6. It is to be noted that neither in the Section itself nor in any other part of the Act is the word "container" defined. But it obviously has to be the type of container which would hold blood. On the face of it, there would seem to be no reason why the bottle would not be a "container" within the meaning of the subsection. That bottle has to be sealed and the prescribed form has to be filled up. But it is further provided in subsection (4) of Section 18 that "in a prosecution for an offence under this part or under Section 49 or 50 of the principal Act, it shall be presumed until the contrary is shown that subsections (1) to (3) have been complied with".

7. At the hearing of this prosecution, therefore, there would have been a prima facie presumption that each bottle was sealed and that the prescribed form was completed.

8. The form is prescribed by the Road Traffic Act, 1994 (Part III), Regulations, 1994 (S.I. No. 351 of 1994). The form as filled up in this case was in accordance with the prescribed form and contained the following sentence which is in the prescribed form:-

1
"I divided the specimen into two parts. I placed each part in a container, which I forthwith sealed. I labelled each container with the name of the person and the date. I gave both containers to a member of the Garda Siochana."

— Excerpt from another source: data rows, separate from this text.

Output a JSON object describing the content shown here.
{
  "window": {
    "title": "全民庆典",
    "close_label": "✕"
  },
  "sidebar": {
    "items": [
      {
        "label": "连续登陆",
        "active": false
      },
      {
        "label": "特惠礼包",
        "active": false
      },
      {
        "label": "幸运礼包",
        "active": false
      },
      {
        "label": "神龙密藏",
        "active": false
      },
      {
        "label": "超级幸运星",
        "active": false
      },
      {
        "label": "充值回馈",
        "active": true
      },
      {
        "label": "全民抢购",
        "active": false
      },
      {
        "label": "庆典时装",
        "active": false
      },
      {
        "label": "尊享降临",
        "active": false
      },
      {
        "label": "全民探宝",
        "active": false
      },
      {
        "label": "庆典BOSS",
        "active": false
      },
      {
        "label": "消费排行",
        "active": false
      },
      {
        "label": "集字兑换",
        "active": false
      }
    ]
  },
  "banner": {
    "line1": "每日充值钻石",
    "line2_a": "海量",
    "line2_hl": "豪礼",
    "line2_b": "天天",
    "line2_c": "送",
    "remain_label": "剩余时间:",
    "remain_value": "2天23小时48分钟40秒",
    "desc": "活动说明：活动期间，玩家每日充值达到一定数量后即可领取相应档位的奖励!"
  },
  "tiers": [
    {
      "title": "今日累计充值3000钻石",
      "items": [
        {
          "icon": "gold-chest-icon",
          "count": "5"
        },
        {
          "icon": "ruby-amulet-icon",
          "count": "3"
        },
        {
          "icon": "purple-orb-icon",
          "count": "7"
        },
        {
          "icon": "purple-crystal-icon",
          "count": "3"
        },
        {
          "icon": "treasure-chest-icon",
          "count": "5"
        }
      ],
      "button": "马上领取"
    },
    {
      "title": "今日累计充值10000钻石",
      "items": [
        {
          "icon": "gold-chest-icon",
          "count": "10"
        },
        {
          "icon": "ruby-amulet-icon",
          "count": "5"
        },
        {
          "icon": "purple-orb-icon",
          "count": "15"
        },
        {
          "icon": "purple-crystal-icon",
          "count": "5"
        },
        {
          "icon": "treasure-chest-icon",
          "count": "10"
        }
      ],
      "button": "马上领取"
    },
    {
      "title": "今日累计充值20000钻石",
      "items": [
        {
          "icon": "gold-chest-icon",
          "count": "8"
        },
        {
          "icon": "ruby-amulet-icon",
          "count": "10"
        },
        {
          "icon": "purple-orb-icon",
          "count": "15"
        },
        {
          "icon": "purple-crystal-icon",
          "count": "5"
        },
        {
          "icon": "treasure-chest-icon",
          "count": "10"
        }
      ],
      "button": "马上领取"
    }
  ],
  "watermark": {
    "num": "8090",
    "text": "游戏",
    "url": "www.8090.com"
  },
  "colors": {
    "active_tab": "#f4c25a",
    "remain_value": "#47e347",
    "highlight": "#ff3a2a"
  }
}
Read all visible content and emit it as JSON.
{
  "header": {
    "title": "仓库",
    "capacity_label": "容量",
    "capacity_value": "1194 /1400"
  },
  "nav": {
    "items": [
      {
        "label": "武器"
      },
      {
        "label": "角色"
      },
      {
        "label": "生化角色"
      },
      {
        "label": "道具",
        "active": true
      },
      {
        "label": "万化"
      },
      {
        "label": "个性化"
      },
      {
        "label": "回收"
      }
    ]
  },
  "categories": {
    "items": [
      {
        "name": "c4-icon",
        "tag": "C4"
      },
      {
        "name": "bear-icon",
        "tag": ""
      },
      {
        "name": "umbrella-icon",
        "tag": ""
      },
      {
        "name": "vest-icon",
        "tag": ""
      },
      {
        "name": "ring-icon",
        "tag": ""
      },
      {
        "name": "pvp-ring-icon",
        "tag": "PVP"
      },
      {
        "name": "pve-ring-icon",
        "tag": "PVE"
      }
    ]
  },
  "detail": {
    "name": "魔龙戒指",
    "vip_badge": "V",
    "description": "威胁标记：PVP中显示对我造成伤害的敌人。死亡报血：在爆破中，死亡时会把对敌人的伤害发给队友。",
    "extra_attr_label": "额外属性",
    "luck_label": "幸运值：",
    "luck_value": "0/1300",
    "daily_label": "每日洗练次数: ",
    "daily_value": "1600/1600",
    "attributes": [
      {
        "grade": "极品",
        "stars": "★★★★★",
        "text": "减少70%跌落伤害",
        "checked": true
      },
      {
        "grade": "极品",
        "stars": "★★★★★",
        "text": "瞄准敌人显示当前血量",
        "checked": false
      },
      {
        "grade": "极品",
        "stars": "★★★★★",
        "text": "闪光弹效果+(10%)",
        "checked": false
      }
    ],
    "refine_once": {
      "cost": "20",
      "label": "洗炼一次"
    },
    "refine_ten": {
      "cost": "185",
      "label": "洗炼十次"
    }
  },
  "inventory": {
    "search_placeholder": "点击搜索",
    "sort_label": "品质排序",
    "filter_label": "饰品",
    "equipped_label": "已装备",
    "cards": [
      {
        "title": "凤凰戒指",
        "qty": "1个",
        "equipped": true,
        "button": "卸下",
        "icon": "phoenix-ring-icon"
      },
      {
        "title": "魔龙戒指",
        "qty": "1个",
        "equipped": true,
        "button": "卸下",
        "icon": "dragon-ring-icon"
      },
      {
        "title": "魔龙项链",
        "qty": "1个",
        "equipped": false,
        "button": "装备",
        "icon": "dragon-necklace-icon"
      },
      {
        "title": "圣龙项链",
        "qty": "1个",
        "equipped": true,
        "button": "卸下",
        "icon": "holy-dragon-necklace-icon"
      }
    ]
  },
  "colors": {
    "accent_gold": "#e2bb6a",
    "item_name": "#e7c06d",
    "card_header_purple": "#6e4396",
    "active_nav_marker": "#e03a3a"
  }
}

9. A bottle to receive the specimen of blood would clearly seem to be a "container" within the meaning of the prescribed form. Section 21(2) of the 1994 Act provides as follows:-


"A duly completed form under Section 18 shall, until the contrary is shown, be sufficient evidence in any proceedings under the Road Traffic Acts, 1961 to 1994, of the facts stated therein, without proof of any signature on it or that the signatory was the proper person to sign it, and shall, until the contrary is shown, be sufficient evidence of compliance by the designated doctor concerned with the requirements imposed on him by or under this part."

10. The purpose of sealing and labelling of course is to ensure proper identification of the sample in question and also to prevent any deliberate or accidental contamination of it. The learned District Judge in this case had evidence before him which was not rebutted that the doctor had divided the specimen into two parts, had placed each part in a container which he had sealed forthwith and that he had labelled each container with the name of the person and the date. The certificate from the Medical Bureau, however, makes it clear that the name was on the specimen bottle itself and that there was no name on what the certifier describes as the "container". There is no dispute that what the certifier was referring to as "container" was an outer box in which the bottle would have been placed. But if, as appears to be the case, the specimen bottle itself was labelled there was for the reasons indicated proper compliance with the Act. Under Section 21(3) the Bureau Certificate is itself sufficient evidence of any facts stated in it until the contrary is shown as well as being sufficient evidence of compliance by the Bureau with the requirements on it.

11. There is no evidence set out in the Case Stated as to whether there is a regular practice of having the bottles placed in boxes or as to what the normal practice as to labelling is and indeed it was suggested at the hearing before me that the practice may vary depending on whether the sample is posted or not. But I am not and cannot concern myself with any of that. I am satisfied that the District Judge was correct in the view he took in this particular case that once the bottle was labelled, that was sufficient.

12. I, therefore, dismiss the appeal.